What is the largest proportion of elements of a nonabelian group that have order at most $2$?
In other words, given $G$ a nonabelian group with order $n$, and $k$ elements of order at most $2$, how large can $k/n$ be?
A colleague and I have been thinking about the following for a couple of days. Unfortunately neither of us knows much about a group theory beyond a first course (and in particular, no representation theory to speak of), so it may be simple, but beyond our expertise.
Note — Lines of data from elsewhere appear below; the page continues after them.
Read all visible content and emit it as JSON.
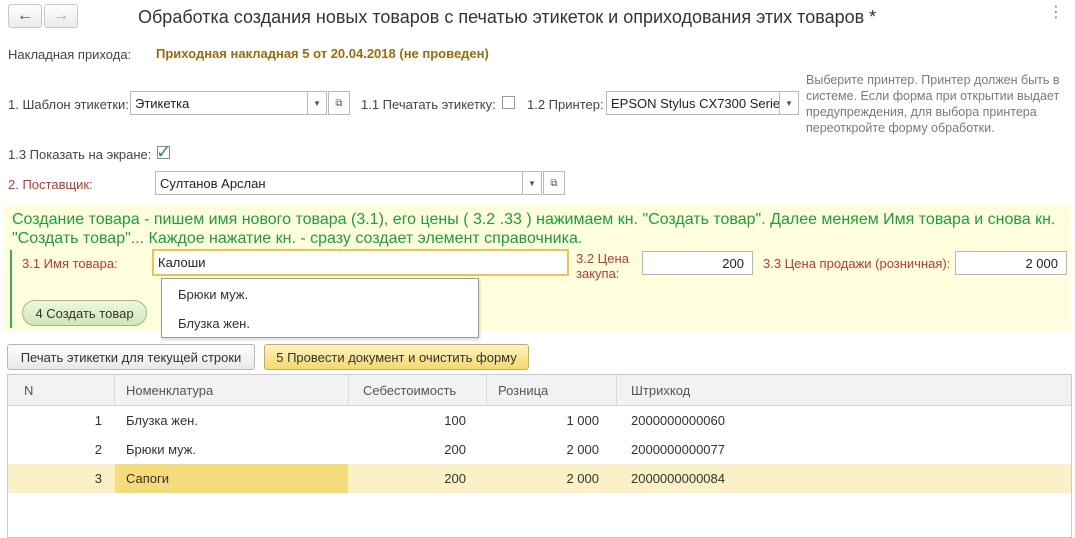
{
  "nav": {
    "back": "←",
    "forward": "→"
  },
  "header": {
    "title": "Обработка создания новых товаров с печатью этикеток и оприходования этих товаров *",
    "more": "⋮"
  },
  "invoice": {
    "label": "Накладная прихода:",
    "value": "Приходная накладная 5 от 20.04.2018 (не проведен)"
  },
  "template": {
    "label": "1. Шаблон этикетки:",
    "value": "Этикетка"
  },
  "print_label": {
    "label": "1.1 Печатать этикетку:",
    "checked": false
  },
  "printer": {
    "label": "1.2 Принтер:",
    "value": "EPSON Stylus CX7300 Serie",
    "hint": "Выберите принтер. Принтер должен быть в системе. Если форма при открытии выдает предупреждения, для выбора принтера переоткройте форму обработки."
  },
  "show_on_screen": {
    "label": "1.3 Показать на экране:",
    "checked": true
  },
  "supplier": {
    "label": "2. Поставщик:",
    "value": "Султанов Арслан"
  },
  "create_section": {
    "instructions": "Создание товара -  пишем имя нового товара (3.1), его цены ( 3.2 .33 ) нажимаем кн. \"Создать товар\". Далее меняем Имя товара и снова кн. \"Создать товар\"...  Каждое нажатие кн. - сразу создает элемент справочника.",
    "name_label": "3.1 Имя товара:",
    "name_value": "Калоши",
    "cost_label_line1": "3.2 Цена",
    "cost_label_line2": "закупа:",
    "cost_value": "200",
    "retail_label": "3.3 Цена продажи (розничная):",
    "retail_value": "2 000",
    "create_button": "4 Создать товар",
    "suggestions": [
      "Брюки муж.",
      "Блузка жен."
    ]
  },
  "actions": {
    "print_labels": "Печать этикетки для текущей строки",
    "post_clear": "5 Провести документ и очистить форму"
  },
  "table": {
    "columns": [
      "N",
      "Номенклатура",
      "Себестоимость",
      "Розница",
      "Штрихкод"
    ],
    "rows": [
      {
        "n": "1",
        "name": "Блузка жен.",
        "cost": "100",
        "retail": "1 000",
        "barcode": "2000000000060"
      },
      {
        "n": "2",
        "name": "Брюки муж.",
        "cost": "200",
        "retail": "2 000",
        "barcode": "2000000000077"
      },
      {
        "n": "3",
        "name": "Сапоги",
        "cost": "200",
        "retail": "2 000",
        "barcode": "2000000000084"
      }
    ],
    "selected_row": 3
  }
}
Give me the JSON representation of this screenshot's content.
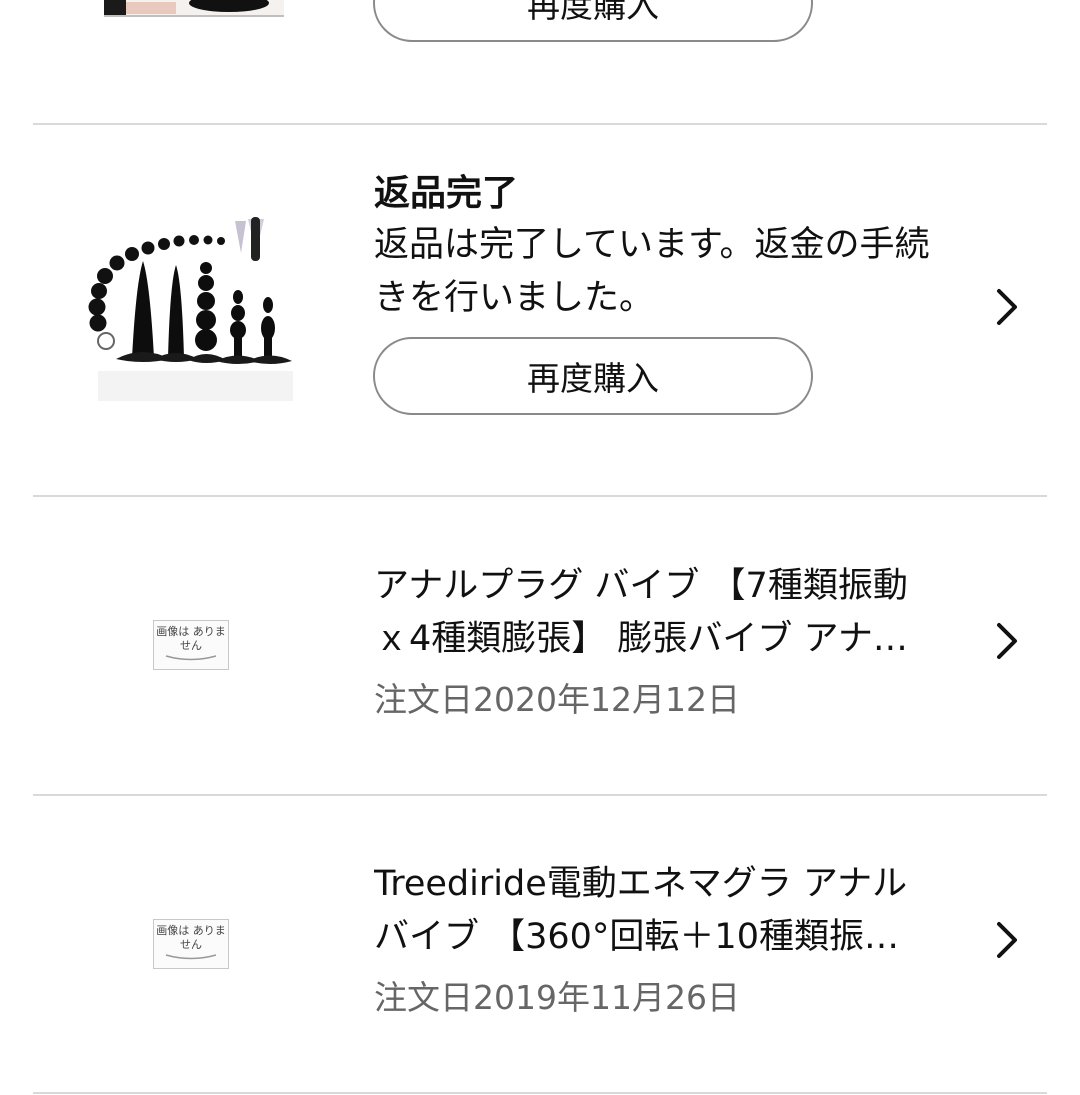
{
  "orders": [
    {
      "rebuy_label": "再度購入"
    },
    {
      "status_title": "返品完了",
      "status_desc": "返品は完了しています。返金の手続きを行いました。",
      "rebuy_label": "再度購入",
      "thumbnail_icon": "product-image"
    },
    {
      "title_line1": "アナルプラグ バイブ 【7種類振動",
      "title_line2": "ｘ4種類膨張】 膨張バイブ アナ…",
      "date": "注文日2020年12月12日",
      "thumbnail_icon": "no-image-placeholder",
      "no_image_text": "画像は ありません"
    },
    {
      "title_line1": "Treediride電動エネマグラ アナル",
      "title_line2": "バイブ 【360°回転＋10種類振…",
      "date": "注文日2019年11月26日",
      "thumbnail_icon": "no-image-placeholder",
      "no_image_text": "画像は ありません"
    }
  ],
  "icons": {
    "chevron": "chevron-right-icon"
  },
  "colors": {
    "divider": "#d9d9d9",
    "button_border": "#8a8a8a",
    "date_text": "#666666"
  }
}
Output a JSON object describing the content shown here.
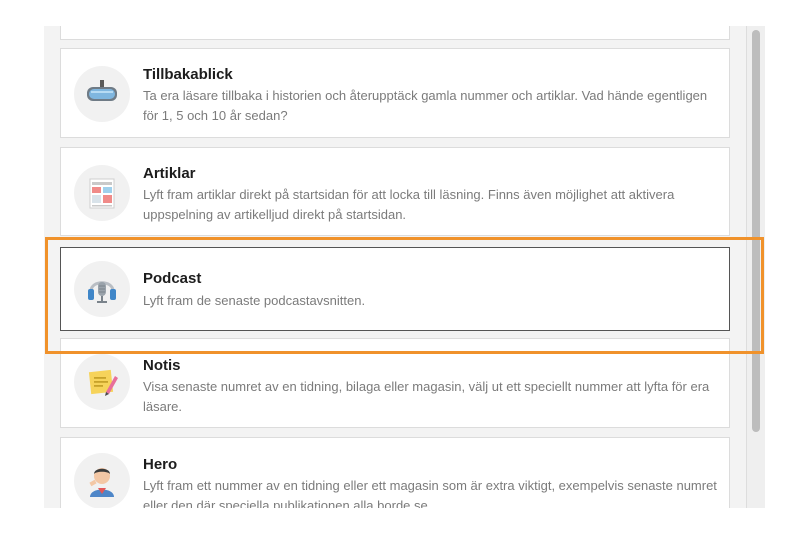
{
  "cards": [
    {
      "id": "tillbakablick",
      "title": "Tillbakablick",
      "description": "Ta era läsare tillbaka i historien och återupptäck gamla nummer och artiklar. Vad hände egentligen för 1, 5 och 10 år sedan?",
      "icon": "rearview-mirror-icon"
    },
    {
      "id": "artiklar",
      "title": "Artiklar",
      "description": "Lyft fram artiklar direkt på startsidan för att locka till läsning. Finns även möjlighet att aktivera uppspelning av artikelljud direkt på startsidan.",
      "icon": "article-layout-icon"
    },
    {
      "id": "podcast",
      "title": "Podcast",
      "description": "Lyft fram de senaste podcastavsnitten.",
      "icon": "podcast-microphone-icon",
      "selected": true
    },
    {
      "id": "notis",
      "title": "Notis",
      "description": "Visa senaste numret av en tidning, bilaga eller magasin, välj ut ett speciellt nummer att lyfta för era läsare.",
      "icon": "sticky-note-icon"
    },
    {
      "id": "hero",
      "title": "Hero",
      "description": "Lyft fram ett nummer av en tidning eller ett magasin som är extra viktigt, exempelvis senaste numret eller den där speciella publikationen alla borde se.",
      "icon": "hero-person-icon"
    }
  ],
  "colors": {
    "highlight": "#f0922b",
    "title": "#1d1d1d",
    "description": "#7b7b7b"
  }
}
We have made some progress:
An abelian group of order $n$ can have $n$ elements of order at most $2$, at least when $n=2^m$ for some integer $m$: $(\mathbb{Z}/2\mathbb{Z})^m$ works.
Also, there is a priori no restriction on elements of prime order $p>3$ in nonabelian groups: a nonabelian group can have as many elements of order $p$ as we like: one of the two nonabelian groups of order $p^3$ has $p^3-1$ elements of order $p$, and this generalises to $p^m$ for $m>3$ by taking a direct product of this group with $(\mathbb{Z}/p\mathbb{Z})^{m-3}$.
Now, as for the case we're actually interested in: elements of order $2$ in nonabelian groups.
A lower bound for the maximum of the ratio $k/n$ is $3/4$: examples with this ratio are $ D_8 \times (\mathbb{Z}/2\mathbb{Z})^m $.
An upper bound for the maximum has been suggested by my colleague: suppose that $a,b$ are elements of order at most $2$. Then $$ ab = ba \iff aba = b \iff (ab)^2 = e, \tag{1} $$ i.e. $a$ commutes with $b$ if and only if $ab$ also has order at most $2$ (this immediately implies there must be an element of order larger than $2$, of course, or the group would be abelian). Now, the largest proportion of pairs that commute with one another is $5/8$ (i.e. there are at most $5n^2/8$ pairs that commute), by the $5/8$ theorem (John Baez blog post, MO post). If the set of elements of order at most $2$ is $H$ (not necessarily a subgroup), then $\lvert H \rvert = k$. Let $h \in H$, then $ hG = G $ by the group property. The most elements of $h' \in H$ for which the product $hh'$ can lie outside $H$ is $n-k$, so the number of $h'$s with $hh' \in H$ is at least $2k-n$, provided that $2k>n$ (the interesting case). There are $k$ $h$s, which is a total of at least $k(2k-n)$ pairs $hh'$s that lie in $H$. These pairs then all commute by $(1)$, so by the $5/8$ theorem, $$ k(2k-n) \leq \frac{5}{8} n^2 , $$ or $$ \left( \frac{k}{n}- \frac{1}{4} \right)^2 \leq \frac{3}{8} , $$ so $$ \frac{k}{n} \leq \frac{1}{4}(1+\sqrt{6}) < 0.863 . $$ One could do slightly better than this by treating the identity separately, worrying about elements with higher order that commute with their own powers, and so on, but none of this gives more than an $O(1/n)$ correction, as far as I can see.